Problem 151. Compute $\sqrt{2 + \sqrt{2 + \sqrt{2 + \cdots}}}$. (Hint: set the expression equal to $x$.)
Problem 152. If $(x + y)^2 = 4$ and $xy = -1$, find $x^4 + y^4$.
Problem 153. For what $n$ is $1 + 2 + \cdots + n$ a perfect square?
Problem 154. Prove: $n^4 + 4^n$ is composite for all integers $n > 1$. (Hint: consider odd and even $n$ separately; use Sophie Germain.)

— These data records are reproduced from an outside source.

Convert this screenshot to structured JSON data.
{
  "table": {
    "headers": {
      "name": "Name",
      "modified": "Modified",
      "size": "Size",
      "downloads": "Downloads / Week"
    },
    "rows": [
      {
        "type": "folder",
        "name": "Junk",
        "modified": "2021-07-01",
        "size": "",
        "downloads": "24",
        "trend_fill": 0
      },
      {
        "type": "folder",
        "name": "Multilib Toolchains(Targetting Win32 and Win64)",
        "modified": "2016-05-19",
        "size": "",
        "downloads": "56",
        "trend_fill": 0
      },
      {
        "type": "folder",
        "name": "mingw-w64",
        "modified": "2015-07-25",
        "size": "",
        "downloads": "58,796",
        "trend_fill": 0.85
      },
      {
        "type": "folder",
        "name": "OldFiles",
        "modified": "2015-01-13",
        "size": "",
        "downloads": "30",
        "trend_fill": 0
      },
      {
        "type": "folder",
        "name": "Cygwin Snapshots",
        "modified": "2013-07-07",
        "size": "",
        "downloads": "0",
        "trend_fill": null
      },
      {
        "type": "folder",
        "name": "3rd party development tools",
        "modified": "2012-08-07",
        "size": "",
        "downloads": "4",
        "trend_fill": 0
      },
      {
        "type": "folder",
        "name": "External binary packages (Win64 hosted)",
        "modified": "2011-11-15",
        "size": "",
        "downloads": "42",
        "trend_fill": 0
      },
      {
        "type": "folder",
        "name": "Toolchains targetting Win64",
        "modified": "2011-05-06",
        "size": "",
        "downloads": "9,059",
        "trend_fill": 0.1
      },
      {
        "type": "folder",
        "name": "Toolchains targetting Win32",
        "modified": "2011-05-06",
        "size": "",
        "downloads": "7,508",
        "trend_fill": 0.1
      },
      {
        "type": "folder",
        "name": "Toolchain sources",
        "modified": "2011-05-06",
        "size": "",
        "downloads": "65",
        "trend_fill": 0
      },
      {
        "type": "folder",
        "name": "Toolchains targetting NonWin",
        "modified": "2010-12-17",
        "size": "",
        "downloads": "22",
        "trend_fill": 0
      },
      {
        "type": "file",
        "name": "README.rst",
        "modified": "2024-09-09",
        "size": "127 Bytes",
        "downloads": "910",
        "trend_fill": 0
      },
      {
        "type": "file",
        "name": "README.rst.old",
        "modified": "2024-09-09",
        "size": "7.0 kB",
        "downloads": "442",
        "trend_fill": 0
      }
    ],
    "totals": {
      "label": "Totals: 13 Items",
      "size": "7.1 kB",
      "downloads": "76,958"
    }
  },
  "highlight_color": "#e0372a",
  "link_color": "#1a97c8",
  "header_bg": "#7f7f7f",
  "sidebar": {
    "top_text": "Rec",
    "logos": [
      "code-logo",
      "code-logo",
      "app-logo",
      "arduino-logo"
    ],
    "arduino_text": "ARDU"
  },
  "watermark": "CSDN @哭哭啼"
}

Problem 155. Simplify $\sqrt{6+\sqrt{20}} - \sqrt{6-\sqrt{20}}$.
Problem 156. Find all $(x,y,z)$ with $x + y + z = 6$, $xy + yz + zx = 11$, $xyz = 6$.
Problem 157. Evaluate $\dfrac{1}{1\cdot 2\cdot 3} + \dfrac{1}{2\cdot 3\cdot 4} + \cdots + \dfrac{1}{18\cdot 19\cdot 20}$.
Problem 158. If $a^2 + b^2 + c^2 = ab + bc + ca$, prove $a = b = c$. (Hint: multiply both sides by 2 and rearrange.)
Problem 159. Factor $x^3 + y^3 + z^3 - 3xyz$. (MAΘ)
Problem 160. Express $(a^2+b^2+c^2+d^2)(e^2+f^2+g^2+h^2)$ as a sum of four squares. (Euler’s four-square identity.)
Problem 161. Show that if $x + y + z = 0$, then $x^3 + y^3 + z^3 = 3xyz$.